Bélgica goleó el sábado 5-2 a la selección de Estados Unidos que dirige el argentino Mauricio Pochettino, un resultado que reaviva las dudas sobre el nivel de uno de los anfitriones del Mundial de Norteamérica 2026.
A 75 días del inicio de la Copa del Mundo, esta paliza ante su público en Atlanta (estado de Georgia) supone un duro baño de realidad para el Team USA, que alberga esperanzas de llegar lejos en el torneo que organizará junto a México y Canadá.
Tras un cierre positivo de 2025, las limitaciones de los anfitriones quedaron otra vez en evidencia al enfrentarse a una potencia europea.
Los locales se adelantaron con un tanto de Weston McKennie en el minuto 39 que desató la alegría de los 67.000 aficionados que abarrotaban el estadio Mercedes Benz.
Pero los europeos reaccionaron antes del descanso con el empate de Zeno Debast (45′) y desataron una avalancha de goles en una segunda mitad algo desvirtuada por los numerosos cambios.
Amadou Onana (53′), Charles De Ketelaere de penalti (59′) y un doblete del suplente Dodi Lukébakio (68′ y 82′) completaron la manita belga, mientras Patrick Agyemang (87′) descontó para el equipo de Pochettino, que solo tiene otro ensayo, el martes ante Portugal, antes de dar en mayo la lista final para el Mundial.
«Un 5-2 siempre es difícil de aceptar, es doloroso. Pero pero al mismo tiempo creo que debemos quedarnos con muchas cosas positivas», matizó Pochettino en la sala de prensa.
«La primera parte fue realmente buena. Es la manera en la que queremos jugar contra un muy buen equipo como Bélgica. Se trata de mantener ese nivel durante 90 minutos, es nuestro desafío», señaló el argentino, crítico con el penalti señalado en contra de su equipo por mano de Tim Ream.
«El penalti fue el momento en que el partido se volvió difícil de gestionar», lamentó el exentrenador del Tottenham, que reconoció que los dos amistosos en Atlanta son una verdadera prueba para su plantel.
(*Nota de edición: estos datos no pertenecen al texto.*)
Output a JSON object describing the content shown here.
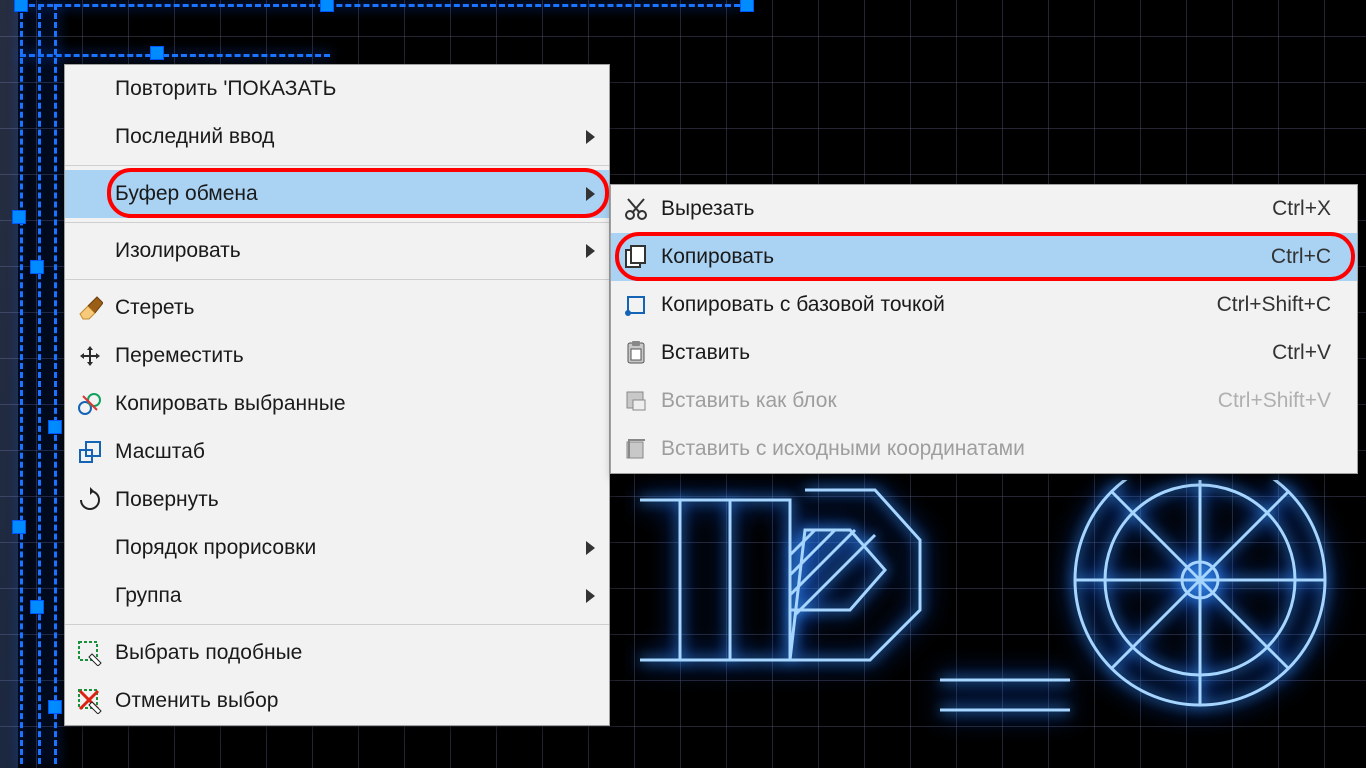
{
  "main_menu": {
    "items": [
      {
        "name": "repeat",
        "label": "Повторить 'ПОКАЗАТЬ",
        "sub": false,
        "icon": ""
      },
      {
        "name": "recent-input",
        "label": "Последний ввод",
        "sub": true,
        "icon": ""
      },
      {
        "sep": true
      },
      {
        "name": "clipboard",
        "label": "Буфер обмена",
        "sub": true,
        "icon": "",
        "highlight": true,
        "callout": true
      },
      {
        "sep": true
      },
      {
        "name": "isolate",
        "label": "Изолировать",
        "sub": true,
        "icon": ""
      },
      {
        "sep": true
      },
      {
        "name": "erase",
        "label": "Стереть",
        "sub": false,
        "icon": "erase"
      },
      {
        "name": "move",
        "label": "Переместить",
        "sub": false,
        "icon": "move"
      },
      {
        "name": "copy-selected",
        "label": "Копировать выбранные",
        "sub": false,
        "icon": "copysel"
      },
      {
        "name": "scale",
        "label": "Масштаб",
        "sub": false,
        "icon": "scale"
      },
      {
        "name": "rotate",
        "label": "Повернуть",
        "sub": false,
        "icon": "rotate"
      },
      {
        "name": "draw-order",
        "label": "Порядок прорисовки",
        "sub": true,
        "icon": ""
      },
      {
        "name": "group",
        "label": "Группа",
        "sub": true,
        "icon": ""
      },
      {
        "sep": true
      },
      {
        "name": "select-similar",
        "label": "Выбрать подобные",
        "sub": false,
        "icon": "selsim"
      },
      {
        "name": "deselect",
        "label": "Отменить выбор",
        "sub": false,
        "icon": "desel"
      }
    ]
  },
  "sub_menu": {
    "items": [
      {
        "name": "cut",
        "label": "Вырезать",
        "shortcut": "Ctrl+X",
        "icon": "cut",
        "disabled": false
      },
      {
        "name": "copy",
        "label": "Копировать",
        "shortcut": "Ctrl+C",
        "icon": "copy",
        "disabled": false,
        "highlight": true,
        "callout": true
      },
      {
        "name": "copy-base",
        "label": "Копировать с базовой точкой",
        "shortcut": "Ctrl+Shift+C",
        "icon": "copybase",
        "disabled": false
      },
      {
        "name": "paste",
        "label": "Вставить",
        "shortcut": "Ctrl+V",
        "icon": "paste",
        "disabled": false
      },
      {
        "name": "paste-block",
        "label": "Вставить как блок",
        "shortcut": "Ctrl+Shift+V",
        "icon": "pasteblk",
        "disabled": true
      },
      {
        "name": "paste-original",
        "label": "Вставить с исходными координатами",
        "shortcut": "",
        "icon": "pasteorig",
        "disabled": true
      }
    ]
  }
}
«Nunca pensamos que iba a ser fácil contara Bélgica ni Portugal. Sabíamos que teníamos que sufrir y que nos iba a dar un poco la realidad», afirmó. «Portugal nos va a poner la misma o mayor exigencia y tenemos que elevar nuestro nivel».
– Lluvia de goles –
En la víspera del duelo, Poch había hecho un llamado a sus pupilos a «jugar libre» y despreocuparse de la presión a la que suele someterse a los anfitriones del Mundial.
Aún así, los aficionados que acudan a alentar a la escuadra local esperarán mucho más de lo que vieron el sábado.
Los primeros compases en Atlanta sí mostraron el equipo intenso y dinámico que busca Pochettino, poniendo pronto a prueba al arquero Senne Lammens, relevo del lesionado Thibaut Courtois.
Los locales se avanzaron en un tiro de esquina que llegó a los pies de McKennie, quien se adelantó a Nicolas Raskin para remachar en boca de gol.
El gol despertó a los Diablos Rojos, que igualaron al borde del descanso con un disparo lejano de Debast que sorprendió al veterano Matt Turner.
Tras el descanso, Onana y De Ketelaere ampliaron la ventaja antes de que Lukébakio, que acababa de saltar al césped, firmara otros dos goles, el segundo con un recorte en el pico del área y un misil a la escuadra contrario.
Agyemang maquilló el resultado cuando miles de aficionados ya habían abandonado el estadio, donde se escucharon algunos silbidos al final.
Bélgica, invicta en sus diez últimos partidos, viaja ahora a Chicago para enfrentar el martes a México, otro de los anfitriones del Mundial 2026.